Setting the Record Straight

September 12, 2008

Politics Now P-A-R

Honorable Politics, R.I.P.

        Back before the ides of March, when it appeared John McCain would be the Republican nominee for president, we noted that if Barack Obama were the nominee that because of his race, he would face a particularly uphill fight this fall. We added, that much depended on whether the Republican nominee “comes up with another Kevin Phillips, Lee Atwater or Karl Rove.”
          It appears to have happened. Kevin Phillips, who began bringing Madison Avenue tactics to presidential campaigns with an angry Richard Nixon run in 1968 and the “Southern strategy,” has changed his stripes. A somewhat repentant Atwater, who honed the craft with shiftiness, distortions, exaggerations, dirty tricks and character assassination, has died and we are left either with Rove or somebody or somebodies who learned the craft as enhanced by him into one that vicious, mean and not ashamed of outright lying or duplicity.

          The Rovian way appears to take the Nazi theory of “repeat a lie often enough and the people will believe it” to a new level, realizing an increasingly ignorant American electorate would never catch up to lies quickly enough for them to have a negative impact before the election.

          The theory appears to be a correct one, having been tested by Rove not only in the previous two elections, but throughout the two junior-Bush terms inside the White House. The more the electorate relies on being spoon-fed the news instead of seeking out information and reading it in print, a method that aids comprehensive, the more effective the Rovian strategy becomes.

          He probably did not anticipate the birth of tabloid-cable, the perceived need by a dying newspaper industry to compete by dumbing down the news and making it more exciting, the fast spread of e-mails and the increased ability to plant false ideas into the media the electorate does rely on.
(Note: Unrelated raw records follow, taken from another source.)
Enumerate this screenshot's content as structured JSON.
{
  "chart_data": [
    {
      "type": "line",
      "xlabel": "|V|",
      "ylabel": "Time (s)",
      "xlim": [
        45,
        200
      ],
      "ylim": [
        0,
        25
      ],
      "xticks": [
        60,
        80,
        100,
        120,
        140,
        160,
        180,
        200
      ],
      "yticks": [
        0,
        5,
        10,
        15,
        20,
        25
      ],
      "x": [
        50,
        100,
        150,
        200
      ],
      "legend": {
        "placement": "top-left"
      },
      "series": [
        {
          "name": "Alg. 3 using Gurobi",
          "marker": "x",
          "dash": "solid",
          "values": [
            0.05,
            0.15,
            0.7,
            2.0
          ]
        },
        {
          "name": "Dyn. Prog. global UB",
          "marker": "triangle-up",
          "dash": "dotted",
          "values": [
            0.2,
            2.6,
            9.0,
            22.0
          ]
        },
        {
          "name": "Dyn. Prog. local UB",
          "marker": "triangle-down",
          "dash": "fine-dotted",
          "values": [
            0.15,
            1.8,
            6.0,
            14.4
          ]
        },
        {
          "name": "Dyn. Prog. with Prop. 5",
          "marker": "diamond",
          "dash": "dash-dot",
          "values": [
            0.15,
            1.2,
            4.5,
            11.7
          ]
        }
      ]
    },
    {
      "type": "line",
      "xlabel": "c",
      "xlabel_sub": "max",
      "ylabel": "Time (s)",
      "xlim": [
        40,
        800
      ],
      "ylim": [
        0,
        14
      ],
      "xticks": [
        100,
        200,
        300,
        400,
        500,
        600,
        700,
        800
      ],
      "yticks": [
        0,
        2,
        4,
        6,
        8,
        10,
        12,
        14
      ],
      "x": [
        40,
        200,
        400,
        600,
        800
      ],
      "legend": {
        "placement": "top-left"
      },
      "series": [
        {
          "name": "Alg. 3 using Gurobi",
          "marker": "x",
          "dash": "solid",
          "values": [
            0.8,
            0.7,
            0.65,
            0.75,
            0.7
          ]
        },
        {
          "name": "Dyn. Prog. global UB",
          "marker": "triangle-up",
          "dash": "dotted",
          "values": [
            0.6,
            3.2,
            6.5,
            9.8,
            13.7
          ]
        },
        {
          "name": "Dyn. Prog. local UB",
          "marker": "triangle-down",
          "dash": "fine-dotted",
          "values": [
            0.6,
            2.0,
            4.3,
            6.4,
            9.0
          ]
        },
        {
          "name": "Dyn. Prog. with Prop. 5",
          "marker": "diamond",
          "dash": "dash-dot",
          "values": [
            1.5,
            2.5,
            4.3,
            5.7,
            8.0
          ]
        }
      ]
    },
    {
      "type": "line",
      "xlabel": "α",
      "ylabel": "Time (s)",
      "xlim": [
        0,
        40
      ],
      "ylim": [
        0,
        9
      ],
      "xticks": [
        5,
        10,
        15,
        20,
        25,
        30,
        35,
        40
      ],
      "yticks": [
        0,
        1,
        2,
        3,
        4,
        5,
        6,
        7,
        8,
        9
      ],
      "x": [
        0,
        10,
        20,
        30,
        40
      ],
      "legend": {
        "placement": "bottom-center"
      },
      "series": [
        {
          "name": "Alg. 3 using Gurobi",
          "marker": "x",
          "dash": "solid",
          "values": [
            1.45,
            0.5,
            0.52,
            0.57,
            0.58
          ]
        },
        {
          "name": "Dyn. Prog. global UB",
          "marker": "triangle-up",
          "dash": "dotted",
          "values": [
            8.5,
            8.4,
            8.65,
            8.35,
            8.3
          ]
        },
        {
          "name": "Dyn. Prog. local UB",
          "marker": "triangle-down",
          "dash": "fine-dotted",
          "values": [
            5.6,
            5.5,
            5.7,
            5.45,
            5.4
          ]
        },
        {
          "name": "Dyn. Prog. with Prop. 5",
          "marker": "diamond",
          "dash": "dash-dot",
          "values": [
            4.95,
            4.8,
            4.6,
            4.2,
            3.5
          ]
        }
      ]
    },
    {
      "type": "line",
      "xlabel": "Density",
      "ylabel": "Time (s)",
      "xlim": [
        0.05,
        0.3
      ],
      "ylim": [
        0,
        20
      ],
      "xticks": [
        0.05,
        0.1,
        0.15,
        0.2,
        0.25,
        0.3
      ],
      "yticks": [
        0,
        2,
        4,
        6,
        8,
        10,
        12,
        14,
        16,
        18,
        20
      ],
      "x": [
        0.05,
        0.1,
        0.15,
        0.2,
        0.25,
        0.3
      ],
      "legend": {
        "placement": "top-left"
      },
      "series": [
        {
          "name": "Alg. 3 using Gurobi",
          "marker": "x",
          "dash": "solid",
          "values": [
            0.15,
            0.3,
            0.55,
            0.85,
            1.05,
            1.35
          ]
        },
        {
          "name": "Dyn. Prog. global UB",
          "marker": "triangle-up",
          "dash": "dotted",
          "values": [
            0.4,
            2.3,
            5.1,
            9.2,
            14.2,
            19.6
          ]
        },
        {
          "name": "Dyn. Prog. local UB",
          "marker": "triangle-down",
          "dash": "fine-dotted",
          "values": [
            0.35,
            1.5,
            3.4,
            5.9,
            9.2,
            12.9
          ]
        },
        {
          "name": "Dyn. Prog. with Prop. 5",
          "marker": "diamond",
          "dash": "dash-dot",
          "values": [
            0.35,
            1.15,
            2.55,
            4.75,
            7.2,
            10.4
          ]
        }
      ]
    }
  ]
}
         The biggest shame of the today’s GOP campaigning strategy, which is old politics with a cruel edge, is that in order to win, Barack Obama and his fellow Democrats are beginning to believe they need to get down into the gutter with the competition.
          Another shame is that McCain, a man we knew to be honorable and ethical, if not a person very tolerant of those who disagree with him, appears to have bowed to expediency and decided to take the dirt road to get elected. The selection of Sarah Palin, which could not have been the choice of the McCain we knew, appears to have been a stroke of genius straight out of the Phillips/Atwater/Rove playbook.
          One can excuse some excesses on the part of a presidential candidate. These people have to have tremendous egos to believe they can do the job better than anyone else in a nation of more than 300 million people. And if they believe that, then logic might tell them that if the country is better off with them at the helm, then however they get there is justifiable.
          As an honorable presidential candidate said in 1964, “extremism in the defense of liberty is no vice.” Today’s mantra would appear to be “extremism in the interest of getting elected is no vice.” But would an honorable person stoop so low?